Sep 27, 2018
There are numerous articles, business and cultural alike, that talk about Japan and how Japanese people are not willing to take risks.
Japanese companies are not as eager to make deals with companies around the world, often requiring more planning or more information that others are willing to provide, causing a break in communication and tons of lost opportunities. Of course, one could argue that certain business catastrophes have also been avoided and we don't hear about them because, well, they didn't end up happening. (*puts on aluminum foil hat)
The following examples are a collection of instances from many people over the course of the few years I have been living in Japan. Although they may be personal in retrospect, I believe they have an underlying cultural source that is the result of Japan's attitude towards themselves and the world around them.
Typhoons and general fear of the weather.
There are people who listen to the weather forecast. There are people who look out the window and decide for themselves whether to go outside. There are others who look at both, and despite it being clear and zero wind, decide to stay home and wait for the typhoon to go to Hokkaido, even though they live in Kansai. And here I am talking about the city, which (as I have mentioned before) mostly has a flat surface, a distinct lack of trees and is often shielded from the wind by numerous high-rise buildings.

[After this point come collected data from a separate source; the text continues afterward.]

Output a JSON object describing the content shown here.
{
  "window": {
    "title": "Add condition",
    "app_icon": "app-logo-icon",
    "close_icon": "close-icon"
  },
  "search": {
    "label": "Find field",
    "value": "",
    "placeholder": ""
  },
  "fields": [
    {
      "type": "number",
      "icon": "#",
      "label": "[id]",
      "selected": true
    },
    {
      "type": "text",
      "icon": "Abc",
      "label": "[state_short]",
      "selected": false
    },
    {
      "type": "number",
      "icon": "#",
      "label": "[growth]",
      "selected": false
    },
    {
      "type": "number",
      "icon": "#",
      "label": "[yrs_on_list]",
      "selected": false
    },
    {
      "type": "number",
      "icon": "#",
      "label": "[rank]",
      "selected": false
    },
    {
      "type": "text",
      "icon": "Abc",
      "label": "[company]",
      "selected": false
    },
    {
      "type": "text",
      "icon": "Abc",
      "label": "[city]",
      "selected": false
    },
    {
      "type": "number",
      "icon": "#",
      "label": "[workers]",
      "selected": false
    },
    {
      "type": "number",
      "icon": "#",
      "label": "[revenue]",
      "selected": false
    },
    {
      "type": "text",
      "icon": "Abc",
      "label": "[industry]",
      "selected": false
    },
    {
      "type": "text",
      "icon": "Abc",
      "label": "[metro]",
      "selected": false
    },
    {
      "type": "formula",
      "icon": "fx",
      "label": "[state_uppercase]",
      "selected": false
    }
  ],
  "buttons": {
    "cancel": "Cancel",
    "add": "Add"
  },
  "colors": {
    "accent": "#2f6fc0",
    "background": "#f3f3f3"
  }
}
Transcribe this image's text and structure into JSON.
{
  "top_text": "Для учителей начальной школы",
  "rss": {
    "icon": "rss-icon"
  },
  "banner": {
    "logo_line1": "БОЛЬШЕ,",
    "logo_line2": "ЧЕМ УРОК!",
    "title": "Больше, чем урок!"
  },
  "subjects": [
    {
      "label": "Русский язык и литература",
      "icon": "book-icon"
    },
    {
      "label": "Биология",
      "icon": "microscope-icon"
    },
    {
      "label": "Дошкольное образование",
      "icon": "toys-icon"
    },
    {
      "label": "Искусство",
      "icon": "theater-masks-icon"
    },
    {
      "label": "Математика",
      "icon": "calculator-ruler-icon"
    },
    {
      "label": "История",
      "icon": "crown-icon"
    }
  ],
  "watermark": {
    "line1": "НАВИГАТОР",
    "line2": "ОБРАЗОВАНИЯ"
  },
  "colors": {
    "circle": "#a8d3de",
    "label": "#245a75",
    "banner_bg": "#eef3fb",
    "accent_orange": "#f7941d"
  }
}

I have had people not come to work when a typhoon has just passed for fear of landslides and flood, despite not living close to either a river or a mountain. Just in case (just in case what?!?) and people just nod understandingly while I rage inside.

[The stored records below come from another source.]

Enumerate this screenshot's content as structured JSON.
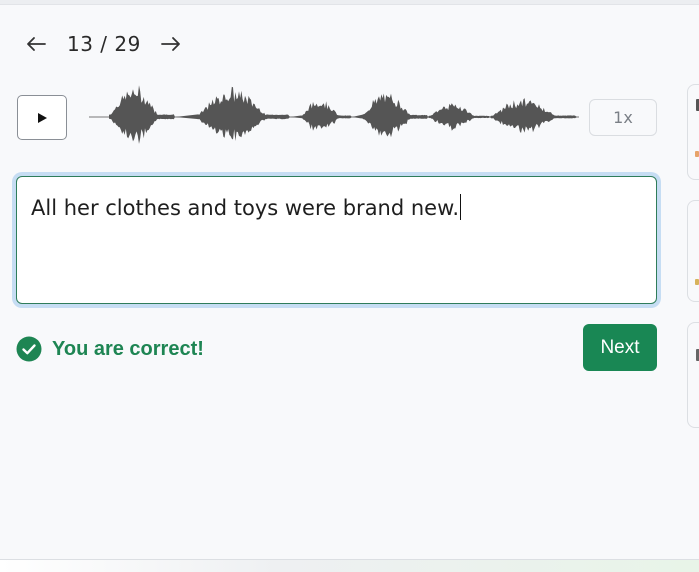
{
  "pager": {
    "prev_icon": "arrow-left-icon",
    "next_icon": "arrow-right-icon",
    "current": "13",
    "total": "29",
    "label": "13 / 29"
  },
  "player": {
    "play_icon": "play-icon",
    "speed_label": "1x"
  },
  "answer": {
    "text": "All her clothes and toys were brand new."
  },
  "feedback": {
    "icon": "check-circle-icon",
    "message": "You are correct!",
    "color": "#1e8553"
  },
  "actions": {
    "next_label": "Next",
    "next_color": "#198754"
  },
  "colors": {
    "focus_ring": "#c6ddf3",
    "input_border": "#2f7d5b",
    "waveform": "#555555"
  }
}
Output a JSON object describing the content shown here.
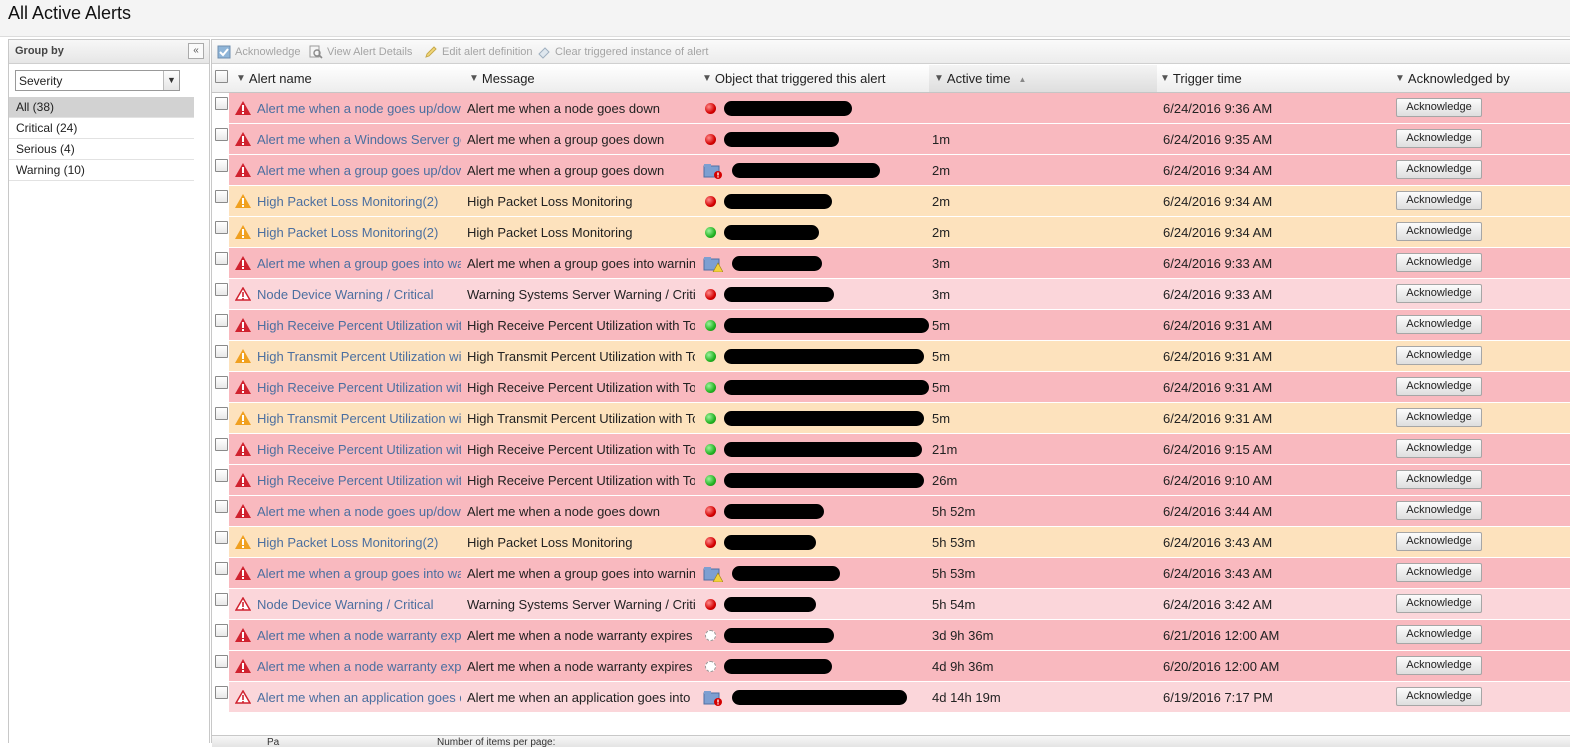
{
  "page": {
    "title": "All Active Alerts"
  },
  "sidebar": {
    "header": "Group by",
    "collapse_icon": "«",
    "group_select": {
      "value": "Severity"
    },
    "groups": [
      {
        "label": "All (38)",
        "selected": true
      },
      {
        "label": "Critical (24)",
        "selected": false
      },
      {
        "label": "Serious (4)",
        "selected": false
      },
      {
        "label": "Warning (10)",
        "selected": false
      }
    ]
  },
  "toolbar": {
    "acknowledge": "Acknowledge",
    "view_details": "View Alert Details",
    "edit_definition": "Edit alert definition",
    "clear_instance": "Clear triggered instance of alert"
  },
  "columns": {
    "alert_name": "Alert name",
    "message": "Message",
    "object": "Object that triggered this alert",
    "active_time": "Active time",
    "trigger_time": "Trigger time",
    "acknowledged_by": "Acknowledged by"
  },
  "colors": {
    "critical_row": "#f9b9bf",
    "serious_row": "#fde2bd",
    "warning_row": "#fbd6da",
    "link": "#4b6fa0"
  },
  "ack_label": "Acknowledge",
  "rows": [
    {
      "sev": "critical",
      "name": "Alert me when a node goes up/down",
      "message": "Alert me when a node goes down",
      "obj": "dot-red",
      "active": "",
      "trigger": "6/24/2016 9:36 AM"
    },
    {
      "sev": "critical",
      "name": "Alert me when a Windows Server goes down",
      "message": "Alert me when a group goes down",
      "obj": "dot-red",
      "active": "1m",
      "trigger": "6/24/2016 9:35 AM"
    },
    {
      "sev": "critical",
      "name": "Alert me when a group goes up/down",
      "message": "Alert me when a group goes down",
      "obj": "group-red",
      "active": "2m",
      "trigger": "6/24/2016 9:34 AM"
    },
    {
      "sev": "serious",
      "name": "High Packet Loss Monitoring(2)",
      "message": "High Packet Loss Monitoring",
      "obj": "dot-red",
      "active": "2m",
      "trigger": "6/24/2016 9:34 AM"
    },
    {
      "sev": "serious",
      "name": "High Packet Loss Monitoring(2)",
      "message": "High Packet Loss Monitoring",
      "obj": "dot-green",
      "active": "2m",
      "trigger": "6/24/2016 9:34 AM"
    },
    {
      "sev": "critical",
      "name": "Alert me when a group goes into warning",
      "message": "Alert me when a group goes into warning",
      "obj": "group-warn",
      "active": "3m",
      "trigger": "6/24/2016 9:33 AM"
    },
    {
      "sev": "warning",
      "name": "Node Device Warning / Critical",
      "message": "Warning Systems Server Warning / Critical",
      "obj": "dot-red",
      "active": "3m",
      "trigger": "6/24/2016 9:33 AM"
    },
    {
      "sev": "critical",
      "name": "High Receive Percent Utilization with Top",
      "message": "High Receive Percent Utilization with Top",
      "obj": "dot-green",
      "active": "5m",
      "trigger": "6/24/2016 9:31 AM"
    },
    {
      "sev": "serious",
      "name": "High Transmit Percent Utilization with Top",
      "message": "High Transmit Percent Utilization with Top",
      "obj": "dot-green",
      "active": "5m",
      "trigger": "6/24/2016 9:31 AM"
    },
    {
      "sev": "critical",
      "name": "High Receive Percent Utilization with Top",
      "message": "High Receive Percent Utilization with Top",
      "obj": "dot-green",
      "active": "5m",
      "trigger": "6/24/2016 9:31 AM"
    },
    {
      "sev": "serious",
      "name": "High Transmit Percent Utilization with Top",
      "message": "High Transmit Percent Utilization with Top",
      "obj": "dot-green",
      "active": "5m",
      "trigger": "6/24/2016 9:31 AM"
    },
    {
      "sev": "critical",
      "name": "High Receive Percent Utilization with Top",
      "message": "High Receive Percent Utilization with Top",
      "obj": "dot-green",
      "active": "21m",
      "trigger": "6/24/2016 9:15 AM"
    },
    {
      "sev": "critical",
      "name": "High Receive Percent Utilization with Top",
      "message": "High Receive Percent Utilization with Top",
      "obj": "dot-green",
      "active": "26m",
      "trigger": "6/24/2016 9:10 AM"
    },
    {
      "sev": "critical",
      "name": "Alert me when a node goes up/down",
      "message": "Alert me when a node goes down",
      "obj": "dot-red",
      "active": "5h 52m",
      "trigger": "6/24/2016 3:44 AM"
    },
    {
      "sev": "serious",
      "name": "High Packet Loss Monitoring(2)",
      "message": "High Packet Loss Monitoring",
      "obj": "dot-red",
      "active": "5h 53m",
      "trigger": "6/24/2016 3:43 AM"
    },
    {
      "sev": "critical",
      "name": "Alert me when a group goes into warning",
      "message": "Alert me when a group goes into warning",
      "obj": "group-warn",
      "active": "5h 53m",
      "trigger": "6/24/2016 3:43 AM"
    },
    {
      "sev": "warning",
      "name": "Node Device Warning / Critical",
      "message": "Warning Systems Server Warning / Critical",
      "obj": "dot-red",
      "active": "5h 54m",
      "trigger": "6/24/2016 3:42 AM"
    },
    {
      "sev": "critical",
      "name": "Alert me when a node warranty expires",
      "message": "Alert me when a node warranty expires",
      "obj": "dot-empty",
      "active": "3d 9h 36m",
      "trigger": "6/21/2016 12:00 AM"
    },
    {
      "sev": "critical",
      "name": "Alert me when a node warranty expires",
      "message": "Alert me when a node warranty expires",
      "obj": "dot-empty",
      "active": "4d 9h 36m",
      "trigger": "6/20/2016 12:00 AM"
    },
    {
      "sev": "warning",
      "name": "Alert me when an application goes down",
      "message": "Alert me when an application goes into",
      "obj": "group-red",
      "active": "4d 14h 19m",
      "trigger": "6/19/2016 7:17 PM"
    }
  ],
  "pager": {
    "page_label": "Pa",
    "items_per_page_label": "Number of items per page:"
  }
}
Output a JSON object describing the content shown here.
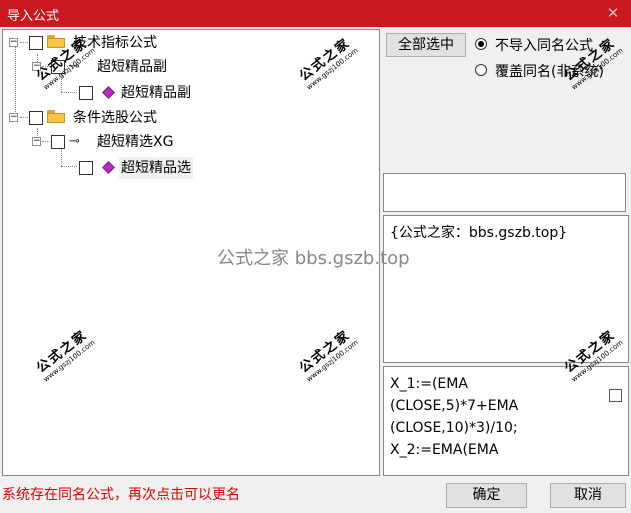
{
  "window": {
    "title": "导入公式",
    "close_glyph": "✕"
  },
  "tree": {
    "nodes": [
      {
        "label": "技术指标公式"
      },
      {
        "label": "超短精品副"
      },
      {
        "label": "超短精品副"
      },
      {
        "label": "条件选股公式"
      },
      {
        "label": "超短精选XG"
      },
      {
        "label": "超短精品选"
      }
    ],
    "expanded_glyph": "−"
  },
  "options": {
    "select_all_button": "全部选中",
    "radio_skip": "不导入同名公式",
    "radio_overwrite": "覆盖同名(非系统)",
    "selected": "skip"
  },
  "description": "{公式之家：bbs.gszb.top}",
  "formula_text": "X_1:=(EMA\n(CLOSE,5)*7+EMA\n(CLOSE,10)*3)/10;\nX_2:=EMA(EMA",
  "status_message": "系统存在同名公式，再次点击可以更名",
  "buttons": {
    "ok": "确定",
    "cancel": "取消"
  },
  "watermark": {
    "line1": "公式之家",
    "line2": "www.gszj100.com",
    "center": "公式之家 bbs.gszb.top"
  },
  "colors": {
    "titlebar": "#c9191e",
    "status_text": "#e00000",
    "gem": "#b82cc0",
    "folder": "#f5c542"
  }
}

Personal information (Buy a shredder. Or hoard. Your choice)
Other people I have known don't throw away any receipts or mail with their name on it. You know, because of all the personal information on there. Instead they hoard the papers in their apartments until it gets spilled over and gets put in storage (or on the occasional cleaning spree, gets all thrown away which negates the whole thing).
You know, you don't want to risk your precious information being sifted through the trash.

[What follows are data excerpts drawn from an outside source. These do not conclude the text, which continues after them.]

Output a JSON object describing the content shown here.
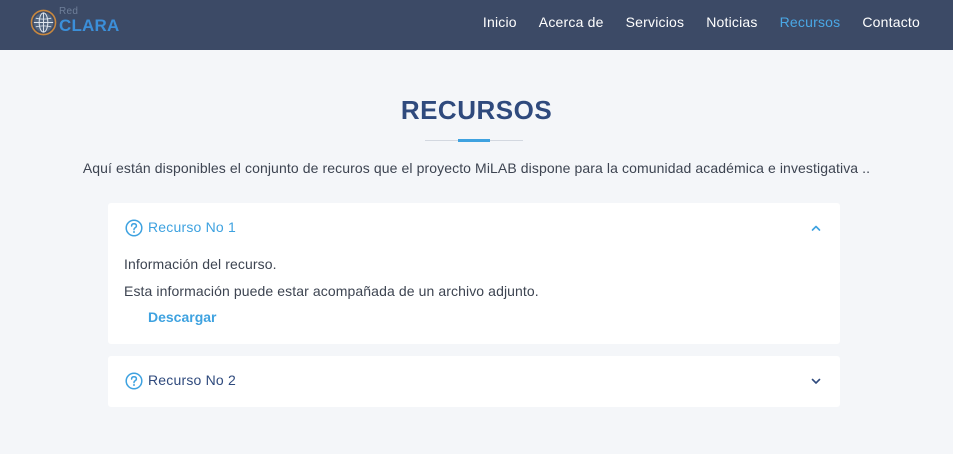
{
  "header": {
    "logo": {
      "small": "Red",
      "main": "CLARA"
    },
    "nav": [
      {
        "label": "Inicio",
        "active": false
      },
      {
        "label": "Acerca de",
        "active": false
      },
      {
        "label": "Servicios",
        "active": false
      },
      {
        "label": "Noticias",
        "active": false
      },
      {
        "label": "Recursos",
        "active": true
      },
      {
        "label": "Contacto",
        "active": false
      }
    ]
  },
  "page": {
    "title": "RECURSOS",
    "intro": "Aquí están disponibles el conjunto de recuros que el proyecto MiLAB dispone para la comunidad académica e investigativa .."
  },
  "accordion": [
    {
      "title": "Recurso No 1",
      "expanded": true,
      "icon": "question-circle-icon",
      "body": [
        "Información del recurso.",
        "Esta información puede estar acompañada de un archivo adjunto."
      ],
      "link": "Descargar"
    },
    {
      "title": "Recurso No 2",
      "expanded": false,
      "icon": "question-circle-icon"
    }
  ],
  "colors": {
    "header_bg": "#3c4a66",
    "accent": "#3ea2e0",
    "title": "#2f4a7d",
    "page_bg": "#f4f6f9"
  }
}
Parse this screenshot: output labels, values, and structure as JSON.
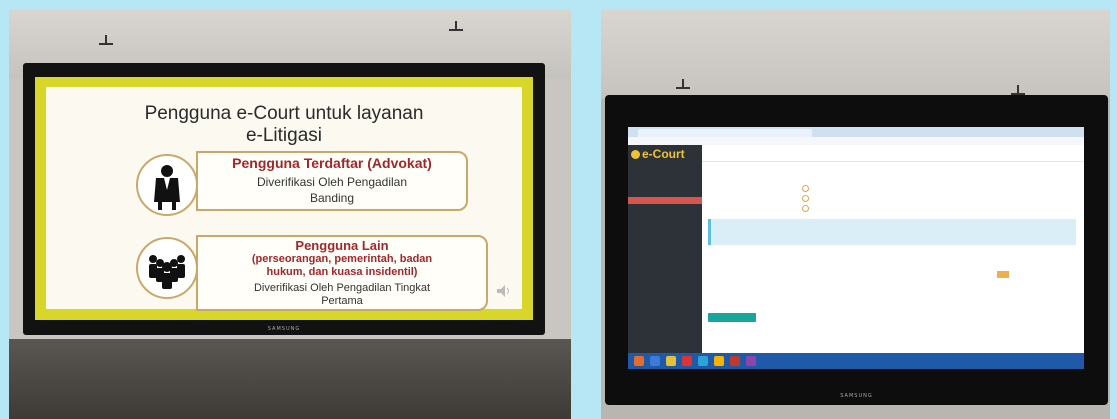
{
  "left_photo": {
    "slide": {
      "title_line1": "Pengguna e-Court untuk layanan",
      "title_line2": "e-Litigasi",
      "box1_title": "Pengguna Terdaftar (Advokat)",
      "box1_line1": "Diverifikasi Oleh Pengadilan",
      "box1_line2": "Banding",
      "box2_title": "Pengguna Lain",
      "box2_sub1": "(perseorangan, pemerintah, badan",
      "box2_sub2": "hukum, dan kuasa insidentil)",
      "box2_line1": "Diverifikasi Oleh Pengadilan Tingkat",
      "box2_line2": "Pertama"
    },
    "tv_brand": "SAMSUNG",
    "colors": {
      "slide_border": "#d8d629",
      "accent_red": "#a2272b",
      "frame_gold": "#c9a86a"
    }
  },
  "right_photo": {
    "screen": {
      "logo": "e-Court",
      "colors": {
        "sidebar": "#2c3238",
        "active_menu": "#d9534f",
        "save_button": "#18a59a",
        "doc_button": "#f0ad4e",
        "taskbar": "#1e5aa8"
      }
    },
    "tv_brand": "SAMSUNG"
  }
}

When people gasp at your overloaded wallet filled to the brim with receipts and someone asks why you don't throw it away, apparently you can use the magic word “koujinjyouhou” (個人情報) and they will nod in understanding.
I say chuck it all in the trash (except the important ones of course)! If the FBI are monitoring me, there isn't much I can do anyway.
Hypochondria in Japan
People are afraid of germs. Of course you don't want to get sick. There is alcohol spray in virtually every entrance to every store. And in my first months in Japan (trying to do as the Romans do), my hands were getting rashes from the amount of alcohol I was spraying on them. Going into a store, leaving, entering a new one, leaving etc.
People also seem to go to the doctor way more often than I am used to from the old country. If you have a small cold, a fever or just any symptom, the “responsible thing to do” is to go to the doctor. And more often than not, they will prescribe you with antibiotics or other generic medicine with different names and before you know it, you'll have a collection of old medicine you can't bring yourself to throw away.
I often have to stop myself from getting into this kind of thinking. I prefer waiting and seeing because more often than not, I get better (except that one time when I didn't) and don't need to spend money, energy and time to go to a germ-filled doctor's waiting room.
And yes. I understand the thinking. It's better to be safe than sorry. I get that. But if you are limiting your own life to be extra safe, you are probably wasting valuable time and resources.
In other words, my biggest grievances in Japan come from wanting to take action, but being shot down and called careless or irresponsible.
On the other hand, I haven't gotten into any major accidents since coming to Japan, so maybe they're on to something…
Regardless! Japan! Please. Let's take some risks. I promise I'll wear a helmet.